Me pregunto si mi vida hoy sería distinta si aquella noche de septiembre del ‘80, en la habitación 203 del Hotel Don Pedro Primero de Foz do Iguazú, durante nuestra luna de miel, no hubiera soñado lo que soñé. Tal vez aquello fue realidad, y lo que creo haber vivido en estos años no es más que un sueño en el purgatorio. Tal vez sea verdad que vos y yo intentábamos cruzar el río Iguazú en una noche de luna, y no pudimos alcanzar la ribera bordeada de altísimos y oscuros árboles, porque perdimos el control de la canoa, y la corriente nos arrastró inexorablemente hacia la Garganta del Diablo. Tal vez la canoa y nuestros cuerpos se perdieron en esa estruendosa caída y fuimos a chocar, abajo, con algún canto rodado, como aquella pobre mujer que se suicidó en esos días.
Quizá, mi despertar entre lágrimas, tu asombro y mi congoja, tu tierno empeño en consolarme, fueron sólo el comienzo de otro sueño, este mucho más cruel en el que yo me quedo sola, al garete en medio del Río, con estos niños a los que una pesadilla dejó sin papá.

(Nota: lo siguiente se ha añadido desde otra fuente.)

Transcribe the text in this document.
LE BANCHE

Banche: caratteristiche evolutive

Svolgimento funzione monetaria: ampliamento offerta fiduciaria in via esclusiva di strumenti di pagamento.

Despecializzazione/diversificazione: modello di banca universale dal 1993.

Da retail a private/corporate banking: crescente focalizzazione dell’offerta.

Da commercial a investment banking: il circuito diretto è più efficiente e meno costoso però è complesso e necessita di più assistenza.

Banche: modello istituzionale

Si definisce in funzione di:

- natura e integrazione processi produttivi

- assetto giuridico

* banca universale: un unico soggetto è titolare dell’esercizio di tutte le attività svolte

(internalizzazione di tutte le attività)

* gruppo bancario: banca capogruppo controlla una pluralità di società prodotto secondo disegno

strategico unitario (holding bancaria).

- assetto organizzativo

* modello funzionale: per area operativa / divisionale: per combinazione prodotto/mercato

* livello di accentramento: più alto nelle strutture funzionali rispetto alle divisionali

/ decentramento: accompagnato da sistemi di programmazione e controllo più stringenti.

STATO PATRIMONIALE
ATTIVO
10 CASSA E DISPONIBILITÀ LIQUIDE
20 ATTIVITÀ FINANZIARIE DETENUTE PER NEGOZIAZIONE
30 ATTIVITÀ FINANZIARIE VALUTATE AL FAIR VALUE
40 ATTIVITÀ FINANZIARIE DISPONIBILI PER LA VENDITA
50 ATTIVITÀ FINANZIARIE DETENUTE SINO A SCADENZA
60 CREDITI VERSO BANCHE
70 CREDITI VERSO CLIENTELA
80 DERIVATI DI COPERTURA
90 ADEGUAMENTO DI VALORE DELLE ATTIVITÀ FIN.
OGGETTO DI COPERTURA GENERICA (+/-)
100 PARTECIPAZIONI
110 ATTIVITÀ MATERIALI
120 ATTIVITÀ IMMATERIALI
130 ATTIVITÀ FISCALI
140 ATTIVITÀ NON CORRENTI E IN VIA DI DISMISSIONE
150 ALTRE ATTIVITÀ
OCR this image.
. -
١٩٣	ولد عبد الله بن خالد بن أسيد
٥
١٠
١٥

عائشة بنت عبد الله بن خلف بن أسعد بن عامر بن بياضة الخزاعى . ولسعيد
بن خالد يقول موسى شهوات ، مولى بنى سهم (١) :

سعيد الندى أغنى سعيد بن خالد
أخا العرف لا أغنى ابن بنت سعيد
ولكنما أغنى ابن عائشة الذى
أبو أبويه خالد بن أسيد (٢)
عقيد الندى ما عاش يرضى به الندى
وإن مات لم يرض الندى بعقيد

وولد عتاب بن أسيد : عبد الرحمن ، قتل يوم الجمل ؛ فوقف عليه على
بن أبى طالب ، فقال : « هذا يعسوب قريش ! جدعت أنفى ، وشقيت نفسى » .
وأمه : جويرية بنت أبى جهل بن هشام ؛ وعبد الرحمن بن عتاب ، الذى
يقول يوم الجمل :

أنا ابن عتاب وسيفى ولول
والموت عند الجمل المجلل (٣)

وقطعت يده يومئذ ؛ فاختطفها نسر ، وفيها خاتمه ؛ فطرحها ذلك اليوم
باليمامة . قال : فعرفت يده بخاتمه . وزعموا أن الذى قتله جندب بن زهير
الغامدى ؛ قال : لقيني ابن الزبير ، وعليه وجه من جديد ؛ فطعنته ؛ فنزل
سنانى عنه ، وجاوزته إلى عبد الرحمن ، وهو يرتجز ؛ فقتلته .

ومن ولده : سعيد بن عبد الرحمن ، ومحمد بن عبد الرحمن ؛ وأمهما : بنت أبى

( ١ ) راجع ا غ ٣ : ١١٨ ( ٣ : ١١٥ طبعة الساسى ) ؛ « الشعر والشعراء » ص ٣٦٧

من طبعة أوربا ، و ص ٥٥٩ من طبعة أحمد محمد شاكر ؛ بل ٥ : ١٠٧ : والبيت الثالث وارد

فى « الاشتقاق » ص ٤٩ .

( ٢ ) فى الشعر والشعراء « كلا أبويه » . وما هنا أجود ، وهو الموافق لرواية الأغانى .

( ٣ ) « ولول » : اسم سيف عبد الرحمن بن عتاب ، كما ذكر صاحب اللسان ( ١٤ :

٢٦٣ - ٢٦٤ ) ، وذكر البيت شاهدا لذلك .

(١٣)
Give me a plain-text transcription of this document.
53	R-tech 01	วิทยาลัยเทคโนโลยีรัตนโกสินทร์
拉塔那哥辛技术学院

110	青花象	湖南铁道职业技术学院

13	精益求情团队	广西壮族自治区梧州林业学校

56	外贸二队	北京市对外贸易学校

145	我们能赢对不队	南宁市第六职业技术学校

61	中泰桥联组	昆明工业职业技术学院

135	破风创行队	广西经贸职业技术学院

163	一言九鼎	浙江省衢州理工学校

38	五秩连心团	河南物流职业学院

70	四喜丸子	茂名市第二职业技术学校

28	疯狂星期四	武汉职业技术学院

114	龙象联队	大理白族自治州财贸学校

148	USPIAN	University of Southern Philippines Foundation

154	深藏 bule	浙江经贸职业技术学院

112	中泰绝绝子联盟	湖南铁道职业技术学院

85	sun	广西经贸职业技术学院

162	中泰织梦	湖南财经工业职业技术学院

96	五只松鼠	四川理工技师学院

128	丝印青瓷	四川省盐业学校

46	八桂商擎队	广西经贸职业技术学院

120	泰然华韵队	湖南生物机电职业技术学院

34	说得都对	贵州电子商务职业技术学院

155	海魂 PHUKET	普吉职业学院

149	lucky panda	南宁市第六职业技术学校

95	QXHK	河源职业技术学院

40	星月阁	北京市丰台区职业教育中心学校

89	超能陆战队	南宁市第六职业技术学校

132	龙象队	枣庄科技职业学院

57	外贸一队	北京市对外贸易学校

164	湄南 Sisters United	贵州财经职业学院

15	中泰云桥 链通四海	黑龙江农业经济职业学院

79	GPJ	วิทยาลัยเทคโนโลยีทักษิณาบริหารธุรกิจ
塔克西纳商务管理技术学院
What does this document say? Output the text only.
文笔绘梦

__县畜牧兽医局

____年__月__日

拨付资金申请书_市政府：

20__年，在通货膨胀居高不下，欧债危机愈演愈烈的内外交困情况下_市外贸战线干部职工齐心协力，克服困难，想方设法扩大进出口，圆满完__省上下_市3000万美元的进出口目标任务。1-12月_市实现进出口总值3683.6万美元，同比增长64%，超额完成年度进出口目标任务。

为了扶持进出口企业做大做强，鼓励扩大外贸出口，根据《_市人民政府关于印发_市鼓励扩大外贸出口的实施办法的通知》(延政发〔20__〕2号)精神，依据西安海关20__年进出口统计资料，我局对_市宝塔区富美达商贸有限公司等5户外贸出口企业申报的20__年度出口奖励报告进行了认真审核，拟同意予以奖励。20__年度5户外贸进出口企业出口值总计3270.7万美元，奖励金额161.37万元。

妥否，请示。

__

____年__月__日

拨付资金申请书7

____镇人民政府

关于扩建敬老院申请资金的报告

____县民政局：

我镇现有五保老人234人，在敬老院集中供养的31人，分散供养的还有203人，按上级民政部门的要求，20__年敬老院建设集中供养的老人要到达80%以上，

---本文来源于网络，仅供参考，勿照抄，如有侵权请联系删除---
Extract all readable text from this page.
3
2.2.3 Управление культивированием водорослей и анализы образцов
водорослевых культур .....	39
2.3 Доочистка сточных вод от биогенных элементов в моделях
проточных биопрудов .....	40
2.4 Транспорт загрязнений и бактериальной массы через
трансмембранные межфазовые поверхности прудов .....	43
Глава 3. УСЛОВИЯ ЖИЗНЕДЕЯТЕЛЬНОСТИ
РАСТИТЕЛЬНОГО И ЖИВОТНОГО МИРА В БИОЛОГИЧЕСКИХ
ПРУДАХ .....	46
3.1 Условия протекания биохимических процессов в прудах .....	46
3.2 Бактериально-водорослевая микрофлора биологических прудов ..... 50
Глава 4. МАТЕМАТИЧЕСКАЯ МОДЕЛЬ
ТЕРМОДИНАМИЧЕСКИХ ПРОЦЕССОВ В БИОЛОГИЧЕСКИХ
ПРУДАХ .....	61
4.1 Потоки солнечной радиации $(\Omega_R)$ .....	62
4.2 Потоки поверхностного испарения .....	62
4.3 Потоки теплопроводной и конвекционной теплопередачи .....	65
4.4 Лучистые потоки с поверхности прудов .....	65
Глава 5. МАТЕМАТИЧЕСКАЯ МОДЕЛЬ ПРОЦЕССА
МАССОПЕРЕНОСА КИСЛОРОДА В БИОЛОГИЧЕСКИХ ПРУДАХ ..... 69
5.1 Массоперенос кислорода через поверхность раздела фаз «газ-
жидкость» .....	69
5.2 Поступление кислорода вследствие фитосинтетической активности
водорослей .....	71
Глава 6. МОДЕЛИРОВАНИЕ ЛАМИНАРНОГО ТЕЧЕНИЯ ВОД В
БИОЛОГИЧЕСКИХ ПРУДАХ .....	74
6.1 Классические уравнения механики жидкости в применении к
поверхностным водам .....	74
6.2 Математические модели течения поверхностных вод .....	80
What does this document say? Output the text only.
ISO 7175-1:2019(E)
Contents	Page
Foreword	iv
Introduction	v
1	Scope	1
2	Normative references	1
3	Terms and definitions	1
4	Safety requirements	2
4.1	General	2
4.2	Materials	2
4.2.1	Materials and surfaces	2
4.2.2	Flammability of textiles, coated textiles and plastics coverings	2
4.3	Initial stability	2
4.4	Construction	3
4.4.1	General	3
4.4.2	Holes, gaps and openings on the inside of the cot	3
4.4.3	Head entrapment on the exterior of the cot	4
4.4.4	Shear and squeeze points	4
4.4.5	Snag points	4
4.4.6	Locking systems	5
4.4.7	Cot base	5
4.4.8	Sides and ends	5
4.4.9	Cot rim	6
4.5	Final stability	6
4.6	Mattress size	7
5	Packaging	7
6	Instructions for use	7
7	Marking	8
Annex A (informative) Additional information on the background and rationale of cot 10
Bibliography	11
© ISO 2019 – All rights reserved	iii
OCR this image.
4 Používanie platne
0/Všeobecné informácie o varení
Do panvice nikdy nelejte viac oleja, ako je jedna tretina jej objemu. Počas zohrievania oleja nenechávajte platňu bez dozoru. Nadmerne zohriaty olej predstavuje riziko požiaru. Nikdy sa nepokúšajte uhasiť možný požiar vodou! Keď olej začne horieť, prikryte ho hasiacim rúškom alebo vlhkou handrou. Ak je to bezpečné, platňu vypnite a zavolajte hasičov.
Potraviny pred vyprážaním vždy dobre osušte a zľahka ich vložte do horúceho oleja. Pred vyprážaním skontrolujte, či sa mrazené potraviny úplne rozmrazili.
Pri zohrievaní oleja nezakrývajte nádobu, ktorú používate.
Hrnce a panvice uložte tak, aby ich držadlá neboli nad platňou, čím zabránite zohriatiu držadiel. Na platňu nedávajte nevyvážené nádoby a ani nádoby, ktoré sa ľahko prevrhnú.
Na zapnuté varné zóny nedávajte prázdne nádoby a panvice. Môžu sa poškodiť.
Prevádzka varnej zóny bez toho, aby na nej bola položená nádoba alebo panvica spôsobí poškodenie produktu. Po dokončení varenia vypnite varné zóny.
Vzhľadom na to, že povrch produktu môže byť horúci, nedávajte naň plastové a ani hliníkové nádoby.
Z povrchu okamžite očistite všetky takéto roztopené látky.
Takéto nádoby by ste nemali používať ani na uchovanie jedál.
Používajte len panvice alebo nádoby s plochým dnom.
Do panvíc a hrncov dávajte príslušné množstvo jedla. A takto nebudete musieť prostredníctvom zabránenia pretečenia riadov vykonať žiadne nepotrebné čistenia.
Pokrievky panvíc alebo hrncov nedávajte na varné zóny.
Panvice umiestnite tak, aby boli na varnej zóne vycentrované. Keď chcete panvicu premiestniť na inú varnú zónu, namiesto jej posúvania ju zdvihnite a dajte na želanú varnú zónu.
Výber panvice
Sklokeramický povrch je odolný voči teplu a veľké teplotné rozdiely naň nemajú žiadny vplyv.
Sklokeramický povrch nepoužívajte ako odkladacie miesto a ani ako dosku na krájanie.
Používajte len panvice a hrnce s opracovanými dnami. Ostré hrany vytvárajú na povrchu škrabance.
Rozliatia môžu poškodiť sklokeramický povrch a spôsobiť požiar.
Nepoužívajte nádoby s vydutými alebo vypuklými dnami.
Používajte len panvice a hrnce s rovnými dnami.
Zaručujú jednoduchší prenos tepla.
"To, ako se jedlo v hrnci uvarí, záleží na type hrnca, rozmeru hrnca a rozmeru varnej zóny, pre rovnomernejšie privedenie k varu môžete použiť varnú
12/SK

¿Y si despertara ahora y me viera nuevamente cruzando el Iguazú, pero remando los dos a la par hasta llegar a la orilla? ¿Qué importaría la oscura soledad de la selva si estuviéramos en tierra firme, contemplando, hacia el sur, la inmensa nube que levanta la catarata mayor?
Me voy a dormir. Pongo el reloj a las siete menos cuarto para mandar a los chicos al colegio. O tal vez no.